El nuevo artefacto de Álex De La Iglesia, "Mi gran noche", es, en el fondo, una feliz reivindicación (y réplica) de este proceso. Comedia coral en la que se graba un especial de Nochevieja (ficción resultante), donde unos trabajadores (realidad) protestan contra unos creadores que se enredan en su papel de operarios encargados de devolvernos la vida como debería ser y, a un tiempo, en ser protagonistas de la su propia existencia.

Ahí, entre lo que debería ser y lo que es, nuestro drama de diario, suele encontrarse el humor.
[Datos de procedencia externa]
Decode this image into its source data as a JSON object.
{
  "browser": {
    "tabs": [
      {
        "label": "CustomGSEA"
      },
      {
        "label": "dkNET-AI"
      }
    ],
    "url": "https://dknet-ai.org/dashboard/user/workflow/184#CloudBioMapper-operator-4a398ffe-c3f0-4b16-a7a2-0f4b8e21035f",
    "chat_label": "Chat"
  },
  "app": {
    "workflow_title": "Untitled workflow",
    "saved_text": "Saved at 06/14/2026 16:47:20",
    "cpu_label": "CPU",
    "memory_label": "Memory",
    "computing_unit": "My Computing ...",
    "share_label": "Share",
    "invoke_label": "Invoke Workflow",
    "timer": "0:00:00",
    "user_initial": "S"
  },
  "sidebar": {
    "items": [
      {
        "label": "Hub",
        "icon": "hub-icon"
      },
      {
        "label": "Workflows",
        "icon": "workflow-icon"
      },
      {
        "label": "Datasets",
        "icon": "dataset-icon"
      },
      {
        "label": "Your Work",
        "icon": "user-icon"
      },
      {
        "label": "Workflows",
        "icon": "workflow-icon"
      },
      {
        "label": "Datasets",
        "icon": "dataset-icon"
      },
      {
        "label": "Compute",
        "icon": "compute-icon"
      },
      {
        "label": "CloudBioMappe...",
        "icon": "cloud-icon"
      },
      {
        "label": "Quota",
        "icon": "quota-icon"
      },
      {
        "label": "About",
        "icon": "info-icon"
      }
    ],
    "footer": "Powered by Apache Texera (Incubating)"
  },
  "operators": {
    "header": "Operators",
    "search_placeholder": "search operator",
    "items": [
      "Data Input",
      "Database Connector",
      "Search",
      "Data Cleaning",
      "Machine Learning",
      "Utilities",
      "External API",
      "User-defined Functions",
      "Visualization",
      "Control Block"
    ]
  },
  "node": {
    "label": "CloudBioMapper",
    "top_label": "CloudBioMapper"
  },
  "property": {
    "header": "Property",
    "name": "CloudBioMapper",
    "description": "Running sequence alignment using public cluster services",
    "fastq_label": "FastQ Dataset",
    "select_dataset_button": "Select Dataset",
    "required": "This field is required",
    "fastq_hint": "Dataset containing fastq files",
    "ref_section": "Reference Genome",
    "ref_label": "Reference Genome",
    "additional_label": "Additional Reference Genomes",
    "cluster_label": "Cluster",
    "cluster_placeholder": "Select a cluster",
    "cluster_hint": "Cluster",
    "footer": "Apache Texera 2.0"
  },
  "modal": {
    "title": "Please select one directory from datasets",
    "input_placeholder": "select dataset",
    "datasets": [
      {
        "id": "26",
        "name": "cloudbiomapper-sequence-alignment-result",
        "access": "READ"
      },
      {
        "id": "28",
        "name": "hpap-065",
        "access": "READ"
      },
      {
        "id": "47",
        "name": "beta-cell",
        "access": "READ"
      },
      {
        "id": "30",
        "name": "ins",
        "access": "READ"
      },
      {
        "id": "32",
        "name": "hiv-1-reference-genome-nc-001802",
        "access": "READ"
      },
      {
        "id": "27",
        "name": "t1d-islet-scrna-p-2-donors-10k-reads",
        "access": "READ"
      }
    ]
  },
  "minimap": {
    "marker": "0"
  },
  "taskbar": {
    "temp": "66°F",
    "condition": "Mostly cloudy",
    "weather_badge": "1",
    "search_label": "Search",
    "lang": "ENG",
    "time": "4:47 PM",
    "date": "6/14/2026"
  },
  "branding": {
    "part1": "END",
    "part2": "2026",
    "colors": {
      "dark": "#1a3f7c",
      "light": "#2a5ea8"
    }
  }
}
Esta certeza la conocen muy bien De La Iglesia y su coguionista, Jorge Guerricaecheverría, y se entregan de lleno al gag al ritmo de la música espídico-cacharrera de su especial.

Sin más excesos que los que pide su metraje, la sucesión de cámaras que atraviesan violencias y divertimentos, enamoramientos y odios, conforma una comedia clásica de la que Blake Edwards, como maestro-puente entre el "screwball" de los treinta y el gamberrismo de los ochenta, estaría orgulloso. Aparte de la labor del director, el género pide una tropa de actores que sepan transpirar risas. Casas y su Pozzi de réplica; Darth Vader o Raphael y Areces; Silva y Bang; Pepón Nieto y Blanca Cuesta más Terele Pávez;... estaría bien dibujar en una gran pizarra cuántos matices de interpretar comedia se encuentran ahí. ¿Se necesitan personajes bien perfilados? No. De eso trata este tipo de humor, carajo: de arquetipos groseros que no se rompan, de cerámica bien resistente a cualquier mano de fontanero, a cualquier espectador tocapelotas.

Ah, y no se nos olvide la pastilla final contra la vida diaria de "Mi gran noche". Raphael canta "Escándalo" y todo se ordena. Cada uno se lleva lo que se merece, justo al contrario de lo que pasa en la realidad. Con esta maravillosa comedia, al igual que con todas las maravillosas comedias, el malo recibe lo que es del malo, el bueno, lo que es del bueno, y, mientras, nosotros olvidamos lo que ocurre, de verdad, aquí fuera.